TrainOutput(global_step=42, training_loss=3.8387327648344494, metrics={'train_runtime': 79.3165, 'train_samples_per_second': 4.085, 'train_steps_per_second': 0.53, 'train_loss': 3.8387327648344494, 'epoch': 3.0})

Now that the training has finished, we can evaluate our newly fine-tuned language model. A common metric to use on language models is called "perplexity". 

In [9]:
eval_results = trainer.evaluate()

print(f"Perplexity: {math.exp(eval_results['eval_loss']):.2f}")

  0%|          | 0/4 [00:00<?, ?it/s]

Perplexity: 41.50


## Inference

Now we can test our fine-tuned LLM. To make the inference easier, we can create a HF text-generation pipeline with our newly fine-tuned model. This whay we only need to call the pipeline with our prompt. 

In [10]:
generator = pipeline("text-generation", model=trainer.model, tokenizer=tokenizer)

In [11]:
generator("To start a successful startup")[0]["generated_text"]

Setting `pad_token_id` to `eos_token_id`:50256 for open-end generation.

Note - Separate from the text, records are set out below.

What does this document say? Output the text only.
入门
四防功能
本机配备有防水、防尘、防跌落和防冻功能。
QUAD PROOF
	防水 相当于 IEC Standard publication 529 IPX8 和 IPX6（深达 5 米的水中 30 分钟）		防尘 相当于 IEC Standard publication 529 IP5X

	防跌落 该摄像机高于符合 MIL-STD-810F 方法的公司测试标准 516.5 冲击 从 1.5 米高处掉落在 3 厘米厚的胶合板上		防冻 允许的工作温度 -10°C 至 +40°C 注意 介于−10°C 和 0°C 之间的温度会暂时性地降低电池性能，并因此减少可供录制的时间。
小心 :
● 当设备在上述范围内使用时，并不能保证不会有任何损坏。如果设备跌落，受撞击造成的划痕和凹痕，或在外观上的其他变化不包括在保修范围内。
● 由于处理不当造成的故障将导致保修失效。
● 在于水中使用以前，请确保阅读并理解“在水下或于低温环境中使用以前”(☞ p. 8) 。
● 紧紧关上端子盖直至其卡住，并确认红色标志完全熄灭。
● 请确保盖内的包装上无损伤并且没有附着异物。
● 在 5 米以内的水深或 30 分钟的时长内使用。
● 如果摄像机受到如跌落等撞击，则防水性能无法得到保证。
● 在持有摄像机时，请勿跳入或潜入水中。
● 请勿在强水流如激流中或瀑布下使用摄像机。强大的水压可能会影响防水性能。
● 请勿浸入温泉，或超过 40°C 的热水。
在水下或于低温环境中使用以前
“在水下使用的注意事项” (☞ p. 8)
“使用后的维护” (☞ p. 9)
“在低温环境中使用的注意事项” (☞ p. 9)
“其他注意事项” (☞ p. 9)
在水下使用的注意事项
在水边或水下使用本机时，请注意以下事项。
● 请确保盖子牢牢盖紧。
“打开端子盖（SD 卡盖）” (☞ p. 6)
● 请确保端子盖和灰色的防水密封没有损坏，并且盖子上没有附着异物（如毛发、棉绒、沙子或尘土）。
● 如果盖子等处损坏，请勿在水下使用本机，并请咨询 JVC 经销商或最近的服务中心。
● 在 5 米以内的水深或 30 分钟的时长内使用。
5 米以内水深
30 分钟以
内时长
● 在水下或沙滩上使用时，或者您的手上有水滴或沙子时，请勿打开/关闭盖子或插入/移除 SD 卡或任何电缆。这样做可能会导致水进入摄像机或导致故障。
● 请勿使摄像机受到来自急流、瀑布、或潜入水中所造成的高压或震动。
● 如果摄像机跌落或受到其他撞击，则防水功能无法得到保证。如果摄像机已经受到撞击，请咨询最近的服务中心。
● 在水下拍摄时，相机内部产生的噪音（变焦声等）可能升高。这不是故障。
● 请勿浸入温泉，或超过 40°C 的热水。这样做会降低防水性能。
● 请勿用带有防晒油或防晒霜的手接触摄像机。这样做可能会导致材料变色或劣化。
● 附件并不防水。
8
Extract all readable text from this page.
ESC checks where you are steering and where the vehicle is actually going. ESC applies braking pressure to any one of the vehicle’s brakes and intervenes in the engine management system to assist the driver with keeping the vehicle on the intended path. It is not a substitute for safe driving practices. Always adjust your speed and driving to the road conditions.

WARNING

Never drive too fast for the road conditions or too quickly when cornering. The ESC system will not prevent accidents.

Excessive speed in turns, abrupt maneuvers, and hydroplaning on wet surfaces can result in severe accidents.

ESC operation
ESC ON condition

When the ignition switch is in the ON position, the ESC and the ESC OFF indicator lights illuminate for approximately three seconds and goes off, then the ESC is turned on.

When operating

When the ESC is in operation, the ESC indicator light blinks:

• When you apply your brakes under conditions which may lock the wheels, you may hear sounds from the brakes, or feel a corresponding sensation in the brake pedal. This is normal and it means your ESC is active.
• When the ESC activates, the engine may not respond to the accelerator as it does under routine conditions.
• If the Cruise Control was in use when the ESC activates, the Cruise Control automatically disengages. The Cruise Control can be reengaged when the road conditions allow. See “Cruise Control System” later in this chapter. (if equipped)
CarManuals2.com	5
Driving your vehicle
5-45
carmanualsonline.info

'To start a successful startup which can be replicated on other exchanges. This way we can create both companies that are looking at how they are going to use those new businesses to create new businesses. For instance, our startup team at Airbnb had a new'

Keep in mind this is a very small corpus of data the model has been trained on and the model isn't up to modern standards of language models anymore. It's a distilled version of GPT 2, but the great thing it's so small that you can easily fine-tune it on your laptop. The process of fine-tuning state of the art language models like LLama or Mistral is very similar. Although you might want to switch to more parameter-efficient fine-tuning methods like LoRA or QLoRA, because otherwise you need a lot of compute to actually fine-tune these models with bilion of paramters.